When Olivia caught sight of the man approaching through the wreckage, she let out a quiet breath through her nose and shook her head in clear irritation.

"Of course. They sent you."

She didn't need to guess. Each of the Eight Pillars was intimately familiar with Whisper's rank zero fighters, they had crossed paths with them too many times to forget the names, faces, and peculiarities. And the one now walking toward her in his flowing black robes, tailored like a bishop's vestments, with a slender scimitar at his side and that distinctive grey aura twisting around him like distorted light there was no mistaking him.

They called him Bishop.

One of the more frustrating zealots, Olivia thought. Not because he was the strongest, though he was dangerous enough, but because he simply wouldn't shut up. Every fight was a sermon, every blow accompanied by scripture, and every wound suffered only deepened his religious fervour. He believed wholeheartedly in judgment, repentance, hellfire, and sin, concepts that had never been proven, but which he clung to like sacred truths.

And now here he was, face carved in stern reverence, aura curling around him like a divine mist.

"Olivia," he said, voice dripping with piety, "the greatest sinner in all of Eterna. You always said you were untouchable, but we found your precious research facility." He tilted his head slightly, eyes gleaming with zeal. "I brought a few of the surviving experiments with me, consider it poetic justice."

At that, Olivia's smile vanished. Her eyes narrowed into thin slits, and her grip on the knife at her hip tightened. A faint yellow hue began to rise from the blade, dull and steady, like light filtered through diseased glass.

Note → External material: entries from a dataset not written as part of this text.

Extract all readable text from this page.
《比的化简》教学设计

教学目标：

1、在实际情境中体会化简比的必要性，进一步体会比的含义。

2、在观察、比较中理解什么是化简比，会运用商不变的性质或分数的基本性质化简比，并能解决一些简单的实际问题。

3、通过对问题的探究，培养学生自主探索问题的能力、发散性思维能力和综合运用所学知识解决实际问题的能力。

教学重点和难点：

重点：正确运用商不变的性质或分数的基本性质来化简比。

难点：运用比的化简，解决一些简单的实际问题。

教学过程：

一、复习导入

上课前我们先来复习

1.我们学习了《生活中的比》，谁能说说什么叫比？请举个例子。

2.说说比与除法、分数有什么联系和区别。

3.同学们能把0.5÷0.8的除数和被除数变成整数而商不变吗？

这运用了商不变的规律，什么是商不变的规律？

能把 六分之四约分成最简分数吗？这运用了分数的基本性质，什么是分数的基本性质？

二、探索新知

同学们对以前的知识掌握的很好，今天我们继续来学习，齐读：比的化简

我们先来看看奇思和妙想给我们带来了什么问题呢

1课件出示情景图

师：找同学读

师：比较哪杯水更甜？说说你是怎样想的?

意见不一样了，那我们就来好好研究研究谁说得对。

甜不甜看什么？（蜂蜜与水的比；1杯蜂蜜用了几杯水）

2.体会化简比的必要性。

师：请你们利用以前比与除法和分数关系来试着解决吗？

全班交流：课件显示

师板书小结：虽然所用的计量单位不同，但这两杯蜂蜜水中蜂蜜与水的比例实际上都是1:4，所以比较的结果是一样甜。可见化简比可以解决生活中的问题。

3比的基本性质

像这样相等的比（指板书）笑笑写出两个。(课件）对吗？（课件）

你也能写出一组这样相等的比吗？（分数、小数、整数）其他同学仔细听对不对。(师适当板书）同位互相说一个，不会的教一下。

"You stole my research?" she said, her voice rising into something close to a snarl. "You touched my work?"

The Bishop merely raised his arms, palms out in mock horror. "Research?" he echoed, voice now thunderous. "What you did in that place was a violation not just of divine law, but of natural order. What you call research, the rest of us call sacrilege. You're not a scientist, Olivia you're a heretic. A monster in human skin."

Without warning, he moved, no incantation, no battle cry, just a sudden burst of movement as he surged forward, his scimitar gleaming in the light.

The blade plunged straight into her chest.

She didn't flinch. She let it pierce her heart, allowed it to stay buried there for just a moment longer than necessary. Then she lunged forward and buried her own knife into his gut, twisting it once before she pushed off him and leapt away.

Both landed in crouches several meters apart, blood already pooling between them.

Olivia straightened, the hole in her chest rapidly closing, flesh knitting over cracked bone as if nothing had happened. Her breathing was calm, her expression unreadable.

The Bishop was already whispering a prayer, his voice calm and measured. A soft white glow, laced with that nauseating scent of faith, wrapped around the wound in his abdomen and sealed it shut in an instant.

Olivia watched him with a cold scowl, her fingers flexing once around the hilt of her blade.

"Well then," she muttered, tone dry but dangerous, "let's see which is stronger, faith or me. Let's see who breaks first."